Geobond - History of Geobond
Generally it's believed that a person cannot be both a scientist and an artist; the two subjects are just too different! However, for artist and inventor Patricia Billings, this is not the case. In 1997 she created Geobond, a groundbreaking building material that is practically indestructible!
A sculptor by trade, Patricia had become overwhelmingly frustrated by building a creation for months, and then having it accidently bumped and shatter. It took eight years of experimenting in her basement, but eventually she created Geobond out of concrete and gypsum. Although its first use was to prevent the cracks and shattering of a sculpture, Patricia eventually discovered the material was heat resistant as well, withstanding temperatures over 6,500 degrees! This made it an ideal building material.
After patenting her creation, Patricia was extremely hesitant to reveal her formula, which still remains a secret today. However, she did begin immediately selling the Geobond plaster as an alternative to the building material asbestos. Used in construction for its heat resistant, strong, and insulating characteristics, asbestos has been shown to cause cancer. Geobond, on the other hand, was discovered to also be strong, fire-resistant, and virtually indestructible, in addition to being non-toxic. Immediately Geobond became a huge hit within the building and industrial sectors.
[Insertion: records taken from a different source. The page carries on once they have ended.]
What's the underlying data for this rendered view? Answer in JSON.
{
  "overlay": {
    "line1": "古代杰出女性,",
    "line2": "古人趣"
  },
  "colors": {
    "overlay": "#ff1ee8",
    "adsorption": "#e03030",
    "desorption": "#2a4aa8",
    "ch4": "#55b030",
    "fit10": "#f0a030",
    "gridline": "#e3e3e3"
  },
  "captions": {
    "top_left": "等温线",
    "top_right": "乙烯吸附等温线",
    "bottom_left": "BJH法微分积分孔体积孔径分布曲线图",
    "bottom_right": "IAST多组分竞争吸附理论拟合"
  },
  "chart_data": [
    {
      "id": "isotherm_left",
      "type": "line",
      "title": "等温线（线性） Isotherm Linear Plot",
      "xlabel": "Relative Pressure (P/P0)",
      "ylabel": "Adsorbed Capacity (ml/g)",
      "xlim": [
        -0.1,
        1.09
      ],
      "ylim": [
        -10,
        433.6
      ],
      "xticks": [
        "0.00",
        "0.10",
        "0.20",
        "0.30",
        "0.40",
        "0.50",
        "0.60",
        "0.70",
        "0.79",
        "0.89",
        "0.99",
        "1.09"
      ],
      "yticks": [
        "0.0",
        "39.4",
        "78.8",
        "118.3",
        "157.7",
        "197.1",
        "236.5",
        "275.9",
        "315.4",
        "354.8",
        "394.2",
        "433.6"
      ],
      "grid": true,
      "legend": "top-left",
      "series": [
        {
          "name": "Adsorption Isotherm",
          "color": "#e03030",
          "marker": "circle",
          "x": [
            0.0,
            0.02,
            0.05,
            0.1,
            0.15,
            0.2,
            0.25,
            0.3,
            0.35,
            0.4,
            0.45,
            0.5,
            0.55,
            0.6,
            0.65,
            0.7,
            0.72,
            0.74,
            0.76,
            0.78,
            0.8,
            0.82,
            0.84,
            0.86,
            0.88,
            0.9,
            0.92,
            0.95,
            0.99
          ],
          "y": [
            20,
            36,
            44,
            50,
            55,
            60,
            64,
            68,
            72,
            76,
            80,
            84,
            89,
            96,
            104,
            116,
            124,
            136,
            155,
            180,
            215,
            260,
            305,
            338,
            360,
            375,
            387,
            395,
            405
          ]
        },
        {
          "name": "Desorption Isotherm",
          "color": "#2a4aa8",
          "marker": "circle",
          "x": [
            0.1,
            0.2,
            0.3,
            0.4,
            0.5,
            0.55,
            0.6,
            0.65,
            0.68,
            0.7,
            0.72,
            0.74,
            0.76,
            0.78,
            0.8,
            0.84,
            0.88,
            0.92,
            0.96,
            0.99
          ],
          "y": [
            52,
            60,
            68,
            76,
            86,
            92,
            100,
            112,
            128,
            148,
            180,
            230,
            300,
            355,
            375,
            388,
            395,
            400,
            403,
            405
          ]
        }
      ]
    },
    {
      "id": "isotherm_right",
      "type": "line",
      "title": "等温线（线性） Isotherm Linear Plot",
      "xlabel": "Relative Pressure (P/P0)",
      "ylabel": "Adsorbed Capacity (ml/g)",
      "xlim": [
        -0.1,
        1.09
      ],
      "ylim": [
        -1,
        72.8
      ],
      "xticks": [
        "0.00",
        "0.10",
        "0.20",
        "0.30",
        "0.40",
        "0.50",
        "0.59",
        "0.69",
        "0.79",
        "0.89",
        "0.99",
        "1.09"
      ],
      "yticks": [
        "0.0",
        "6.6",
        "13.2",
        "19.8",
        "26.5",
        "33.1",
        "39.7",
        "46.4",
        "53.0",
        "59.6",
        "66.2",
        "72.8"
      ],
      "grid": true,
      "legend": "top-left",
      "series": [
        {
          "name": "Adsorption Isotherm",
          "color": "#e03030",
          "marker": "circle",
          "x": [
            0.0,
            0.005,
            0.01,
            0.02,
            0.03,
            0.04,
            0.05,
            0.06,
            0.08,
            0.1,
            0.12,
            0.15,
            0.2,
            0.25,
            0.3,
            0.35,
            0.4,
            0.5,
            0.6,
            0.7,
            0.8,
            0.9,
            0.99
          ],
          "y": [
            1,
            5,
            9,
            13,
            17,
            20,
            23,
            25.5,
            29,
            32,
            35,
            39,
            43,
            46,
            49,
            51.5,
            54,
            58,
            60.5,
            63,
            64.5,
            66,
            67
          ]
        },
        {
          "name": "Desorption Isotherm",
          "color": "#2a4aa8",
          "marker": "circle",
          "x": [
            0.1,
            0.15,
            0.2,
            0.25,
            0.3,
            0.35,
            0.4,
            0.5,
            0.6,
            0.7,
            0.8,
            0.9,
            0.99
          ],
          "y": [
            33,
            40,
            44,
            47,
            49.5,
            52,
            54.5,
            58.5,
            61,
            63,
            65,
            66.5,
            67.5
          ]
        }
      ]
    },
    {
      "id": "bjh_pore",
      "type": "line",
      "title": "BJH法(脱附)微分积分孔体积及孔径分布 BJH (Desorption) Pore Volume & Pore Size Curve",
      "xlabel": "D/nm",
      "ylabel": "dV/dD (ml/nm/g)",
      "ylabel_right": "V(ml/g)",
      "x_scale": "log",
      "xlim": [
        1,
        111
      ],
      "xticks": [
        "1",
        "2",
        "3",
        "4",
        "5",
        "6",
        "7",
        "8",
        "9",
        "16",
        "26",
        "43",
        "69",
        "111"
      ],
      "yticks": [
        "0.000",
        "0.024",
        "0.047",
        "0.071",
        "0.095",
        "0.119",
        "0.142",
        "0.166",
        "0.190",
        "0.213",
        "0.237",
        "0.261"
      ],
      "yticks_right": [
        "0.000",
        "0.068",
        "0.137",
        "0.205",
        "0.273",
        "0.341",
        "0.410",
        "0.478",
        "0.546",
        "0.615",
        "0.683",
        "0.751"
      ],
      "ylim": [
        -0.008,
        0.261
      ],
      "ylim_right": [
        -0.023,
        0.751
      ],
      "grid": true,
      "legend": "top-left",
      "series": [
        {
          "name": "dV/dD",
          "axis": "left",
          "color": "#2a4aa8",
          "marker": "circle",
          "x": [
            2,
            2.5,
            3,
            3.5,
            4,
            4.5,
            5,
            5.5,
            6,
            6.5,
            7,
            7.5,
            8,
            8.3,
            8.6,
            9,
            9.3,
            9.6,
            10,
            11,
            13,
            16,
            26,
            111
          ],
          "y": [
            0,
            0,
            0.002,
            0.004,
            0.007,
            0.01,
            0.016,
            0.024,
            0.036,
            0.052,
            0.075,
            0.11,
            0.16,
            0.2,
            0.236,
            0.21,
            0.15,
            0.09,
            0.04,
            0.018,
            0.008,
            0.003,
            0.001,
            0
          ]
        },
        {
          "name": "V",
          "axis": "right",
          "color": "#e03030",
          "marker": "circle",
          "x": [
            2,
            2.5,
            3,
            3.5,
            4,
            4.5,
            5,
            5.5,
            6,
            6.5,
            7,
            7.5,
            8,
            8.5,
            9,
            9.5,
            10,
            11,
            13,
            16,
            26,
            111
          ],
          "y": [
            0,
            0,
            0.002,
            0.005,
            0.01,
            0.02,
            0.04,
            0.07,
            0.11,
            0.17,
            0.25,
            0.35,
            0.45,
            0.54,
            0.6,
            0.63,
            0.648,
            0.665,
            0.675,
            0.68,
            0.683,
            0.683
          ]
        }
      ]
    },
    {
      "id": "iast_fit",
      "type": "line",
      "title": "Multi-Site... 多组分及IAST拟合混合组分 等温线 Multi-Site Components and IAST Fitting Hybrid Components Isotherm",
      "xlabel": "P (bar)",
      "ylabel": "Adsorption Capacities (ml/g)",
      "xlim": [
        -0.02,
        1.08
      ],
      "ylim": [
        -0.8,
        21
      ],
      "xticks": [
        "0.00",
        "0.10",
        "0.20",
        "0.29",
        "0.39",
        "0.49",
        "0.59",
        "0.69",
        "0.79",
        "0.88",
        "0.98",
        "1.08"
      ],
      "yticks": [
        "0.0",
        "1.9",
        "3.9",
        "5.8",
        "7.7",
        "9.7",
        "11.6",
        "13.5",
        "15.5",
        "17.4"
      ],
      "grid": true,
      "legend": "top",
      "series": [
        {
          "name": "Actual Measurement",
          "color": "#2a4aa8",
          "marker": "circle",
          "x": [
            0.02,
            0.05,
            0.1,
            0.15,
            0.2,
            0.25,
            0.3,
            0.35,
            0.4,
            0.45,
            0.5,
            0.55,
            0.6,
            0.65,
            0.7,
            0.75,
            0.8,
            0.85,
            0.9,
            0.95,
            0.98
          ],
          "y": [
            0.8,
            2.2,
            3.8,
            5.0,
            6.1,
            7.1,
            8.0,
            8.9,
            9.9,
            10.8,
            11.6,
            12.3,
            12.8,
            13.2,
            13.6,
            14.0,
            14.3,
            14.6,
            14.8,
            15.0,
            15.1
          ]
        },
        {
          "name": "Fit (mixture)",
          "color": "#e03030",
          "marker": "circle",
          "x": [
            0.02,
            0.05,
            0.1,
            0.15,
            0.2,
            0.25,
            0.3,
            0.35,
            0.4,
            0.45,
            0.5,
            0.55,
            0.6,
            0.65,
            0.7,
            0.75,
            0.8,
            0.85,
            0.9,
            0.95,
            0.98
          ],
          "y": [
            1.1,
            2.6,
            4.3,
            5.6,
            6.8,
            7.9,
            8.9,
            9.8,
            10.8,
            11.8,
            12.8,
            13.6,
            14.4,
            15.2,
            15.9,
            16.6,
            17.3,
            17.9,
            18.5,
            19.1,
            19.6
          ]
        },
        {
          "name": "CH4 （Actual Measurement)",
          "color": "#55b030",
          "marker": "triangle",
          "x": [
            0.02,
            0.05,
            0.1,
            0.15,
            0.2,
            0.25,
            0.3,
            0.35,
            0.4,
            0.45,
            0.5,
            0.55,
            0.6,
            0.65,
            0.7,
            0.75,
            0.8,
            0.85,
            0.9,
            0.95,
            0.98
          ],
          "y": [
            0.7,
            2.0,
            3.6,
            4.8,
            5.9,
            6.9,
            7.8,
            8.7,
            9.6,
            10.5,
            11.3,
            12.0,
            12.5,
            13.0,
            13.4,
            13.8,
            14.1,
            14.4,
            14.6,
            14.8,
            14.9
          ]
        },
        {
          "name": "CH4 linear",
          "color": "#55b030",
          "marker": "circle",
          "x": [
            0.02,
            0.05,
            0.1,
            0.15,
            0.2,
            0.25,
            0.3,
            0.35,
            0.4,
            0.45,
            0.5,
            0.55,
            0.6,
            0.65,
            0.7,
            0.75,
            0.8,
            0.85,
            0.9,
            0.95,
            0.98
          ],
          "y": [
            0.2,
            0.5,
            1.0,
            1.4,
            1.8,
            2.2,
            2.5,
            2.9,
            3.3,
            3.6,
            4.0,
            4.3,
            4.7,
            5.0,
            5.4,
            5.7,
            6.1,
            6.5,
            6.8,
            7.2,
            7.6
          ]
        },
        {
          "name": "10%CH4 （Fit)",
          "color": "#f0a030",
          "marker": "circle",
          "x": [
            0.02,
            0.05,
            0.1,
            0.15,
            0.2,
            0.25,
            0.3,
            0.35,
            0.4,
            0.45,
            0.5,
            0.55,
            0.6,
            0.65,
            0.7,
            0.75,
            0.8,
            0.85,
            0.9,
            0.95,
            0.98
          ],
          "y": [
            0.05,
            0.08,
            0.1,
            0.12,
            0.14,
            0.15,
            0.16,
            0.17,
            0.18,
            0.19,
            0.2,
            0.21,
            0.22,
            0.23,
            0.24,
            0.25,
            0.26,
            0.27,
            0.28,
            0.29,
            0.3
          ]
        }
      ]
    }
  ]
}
Today, Patricia's Geobond creation is still the main building plaster available in the United States. In her early 80s, she remained at the top of her company, advocating for the use of ethical business and building practices. However, as her passion was always fueled by art, she continues to develop and market other Geobond creations, like CraftCote, for specific artistic uses.
Geobond has greatly advanced the options available for building high quality, strong buildings in addition to reducing the use of the carcinogen asbestos in new construction sites. Patricia, though and artist, was also a scientist and successful ly combined both fields to generate the extremely useful, and durable Geobond of today.